Se oyen varios golpes, propinados con fuerza en la pared de la habitación contigua. Sobresalto general y explicación de Raimundo:
—Es la señal de que Carola ya está preparada. De acuerdo con el plan, saldrá sola del hotel a las cuatro en punto.
—Muy bien —aprueba Aurelio—. Ya sabes que debe dirigirse dando un rodeo al punto «C».
—Sí, claro.
—¿Y cuál es el punto «C»? —pregunta Encarna.
—La entrada del Casino, mujer.

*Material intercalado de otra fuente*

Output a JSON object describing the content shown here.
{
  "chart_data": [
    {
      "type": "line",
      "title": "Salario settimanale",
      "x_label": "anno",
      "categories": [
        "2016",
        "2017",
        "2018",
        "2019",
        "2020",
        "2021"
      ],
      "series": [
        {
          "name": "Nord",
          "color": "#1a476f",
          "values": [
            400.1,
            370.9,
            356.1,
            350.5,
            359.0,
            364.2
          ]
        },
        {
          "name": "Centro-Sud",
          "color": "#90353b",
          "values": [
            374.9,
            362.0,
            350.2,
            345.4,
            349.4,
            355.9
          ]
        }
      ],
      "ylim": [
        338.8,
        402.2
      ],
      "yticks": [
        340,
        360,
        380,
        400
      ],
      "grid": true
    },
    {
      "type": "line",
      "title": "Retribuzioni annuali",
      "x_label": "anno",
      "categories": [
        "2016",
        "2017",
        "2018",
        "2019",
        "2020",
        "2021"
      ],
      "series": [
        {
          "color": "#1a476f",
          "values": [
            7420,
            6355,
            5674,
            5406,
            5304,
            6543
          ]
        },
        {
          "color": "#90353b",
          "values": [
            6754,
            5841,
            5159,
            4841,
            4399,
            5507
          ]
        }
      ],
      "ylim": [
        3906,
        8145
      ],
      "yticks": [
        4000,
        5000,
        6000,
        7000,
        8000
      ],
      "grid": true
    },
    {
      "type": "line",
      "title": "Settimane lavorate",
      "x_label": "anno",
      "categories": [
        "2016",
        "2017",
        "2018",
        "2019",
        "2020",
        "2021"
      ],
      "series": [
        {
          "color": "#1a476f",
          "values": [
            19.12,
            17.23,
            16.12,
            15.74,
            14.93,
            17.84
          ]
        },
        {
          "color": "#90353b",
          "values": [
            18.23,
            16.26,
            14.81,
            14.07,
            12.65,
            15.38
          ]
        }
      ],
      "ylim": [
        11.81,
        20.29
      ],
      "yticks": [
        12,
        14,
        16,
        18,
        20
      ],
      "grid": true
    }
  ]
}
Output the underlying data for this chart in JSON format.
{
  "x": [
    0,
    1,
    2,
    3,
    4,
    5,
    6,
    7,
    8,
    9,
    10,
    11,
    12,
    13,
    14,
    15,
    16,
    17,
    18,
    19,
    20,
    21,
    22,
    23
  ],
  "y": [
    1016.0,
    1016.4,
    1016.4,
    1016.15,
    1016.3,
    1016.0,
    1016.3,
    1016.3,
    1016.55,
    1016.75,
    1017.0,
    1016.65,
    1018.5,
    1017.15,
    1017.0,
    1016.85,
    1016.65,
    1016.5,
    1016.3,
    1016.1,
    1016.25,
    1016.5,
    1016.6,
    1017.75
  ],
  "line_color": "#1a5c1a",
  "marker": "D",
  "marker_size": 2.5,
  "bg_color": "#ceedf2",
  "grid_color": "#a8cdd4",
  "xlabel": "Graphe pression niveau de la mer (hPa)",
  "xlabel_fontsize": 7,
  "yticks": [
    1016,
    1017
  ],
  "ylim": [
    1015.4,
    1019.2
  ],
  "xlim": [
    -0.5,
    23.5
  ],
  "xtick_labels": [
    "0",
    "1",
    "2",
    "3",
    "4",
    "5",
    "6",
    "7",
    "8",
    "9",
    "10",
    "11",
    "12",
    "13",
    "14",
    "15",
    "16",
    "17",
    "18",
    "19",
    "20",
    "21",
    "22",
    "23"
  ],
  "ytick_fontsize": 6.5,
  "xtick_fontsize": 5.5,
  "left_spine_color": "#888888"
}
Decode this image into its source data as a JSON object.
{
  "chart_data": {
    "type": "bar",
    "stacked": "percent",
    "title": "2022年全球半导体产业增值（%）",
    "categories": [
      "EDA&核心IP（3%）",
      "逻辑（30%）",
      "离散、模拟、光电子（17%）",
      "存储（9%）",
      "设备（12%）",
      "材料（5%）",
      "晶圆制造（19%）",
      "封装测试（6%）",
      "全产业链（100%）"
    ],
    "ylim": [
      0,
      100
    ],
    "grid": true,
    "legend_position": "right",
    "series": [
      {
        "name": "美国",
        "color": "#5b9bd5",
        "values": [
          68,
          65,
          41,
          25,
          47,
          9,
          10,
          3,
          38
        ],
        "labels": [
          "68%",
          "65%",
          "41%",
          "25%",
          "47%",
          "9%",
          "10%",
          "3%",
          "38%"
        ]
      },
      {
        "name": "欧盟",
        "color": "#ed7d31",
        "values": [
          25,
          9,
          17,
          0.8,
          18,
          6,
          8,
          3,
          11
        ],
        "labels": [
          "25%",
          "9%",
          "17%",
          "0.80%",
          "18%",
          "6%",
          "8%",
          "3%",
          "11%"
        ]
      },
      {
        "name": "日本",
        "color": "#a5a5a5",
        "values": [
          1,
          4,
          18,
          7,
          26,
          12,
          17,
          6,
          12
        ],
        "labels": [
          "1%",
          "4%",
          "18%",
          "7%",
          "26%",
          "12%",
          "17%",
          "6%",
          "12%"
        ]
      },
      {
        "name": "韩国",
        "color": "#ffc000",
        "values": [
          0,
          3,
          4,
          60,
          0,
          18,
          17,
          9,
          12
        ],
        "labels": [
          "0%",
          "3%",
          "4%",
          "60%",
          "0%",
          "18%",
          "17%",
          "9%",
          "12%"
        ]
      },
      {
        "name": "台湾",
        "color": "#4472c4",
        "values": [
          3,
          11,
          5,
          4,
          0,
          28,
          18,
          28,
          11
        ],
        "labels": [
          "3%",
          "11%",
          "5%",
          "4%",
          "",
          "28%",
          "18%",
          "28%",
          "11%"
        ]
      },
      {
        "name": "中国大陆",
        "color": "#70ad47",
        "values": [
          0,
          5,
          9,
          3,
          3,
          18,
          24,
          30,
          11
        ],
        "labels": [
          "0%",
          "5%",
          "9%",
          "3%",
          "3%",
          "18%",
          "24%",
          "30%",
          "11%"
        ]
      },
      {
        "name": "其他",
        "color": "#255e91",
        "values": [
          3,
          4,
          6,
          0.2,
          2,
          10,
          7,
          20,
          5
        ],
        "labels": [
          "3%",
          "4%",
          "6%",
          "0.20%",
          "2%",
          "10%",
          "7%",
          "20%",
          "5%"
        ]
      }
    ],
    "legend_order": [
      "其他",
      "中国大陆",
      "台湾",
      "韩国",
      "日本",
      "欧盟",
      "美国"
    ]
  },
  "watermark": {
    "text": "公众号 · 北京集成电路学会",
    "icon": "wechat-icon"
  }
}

Nunca te enteras de nada —reprocha Aurelio—. Carola se reunirá con nosotros en el punto «C», al que todos llegaremos por separado para no despertar sospechas.
—¿Y cómo reconoceremos a Carola —razona Encarna— si también va disfrazada? Porque ella no ha visto nuestros disfraces ni nosotros el suyo.
—Se ha puesto una peluca pelirroja —explica Raimundo— y un traje verde. Además, llevará en la mano un paraguas abierto.
—Si no llueve —opina Aurelio—, hará el ridículo.
—No lo creas —le tranquiliza Raimundo—. Aunque no llueva, aquí los paraguas abiertos no chocan a nadie porque siempre está a punto de llover. El ridículo, si acaso, lo hará Carola con la peluca colorada y el traje verde: parece un loro.
—Lo que parezcamos no importa —vuelve a opinar Encarna—, puesto que sólo pretendemos que no nos conozcan.
—Ahora —concluye Aurelio— falta que repaséis las instrucciones para aclarar cualquier duda.
—Todos sabemos perfectamente lo que tenemos que hacer —asegura Raimundo.
—Pues ha llegado el momento de hacerlo. En marcha y buena suerte.
Minutos más tarde, de acuerdo con el minucioso plan trazado por el jefe de la «operación», los cuatro componentes del grupo se hallan reunidos en el punto «C». Desde allí, mirándose con el rabillo del ojo para fingir que no se conocen, se dirigen a la taquilla del cine del Casino y se ponen en la «cola». La mayoría de los «colistas» son españoles, que han acudido a Biarritz para ver esa película tan atrevida que nunca verán en España. Pero hay españoles demasiado serios, por su posición social y moral, que no deben ser vistos en tan escandalosos espectáculos. En ese caso están los señores de Muñagorri (don Aurelio y doña Encarnación) y los señores de San Severo (don Raimundo y doña Carola). Dos matrimonios ejemplares que saben guardar las formas.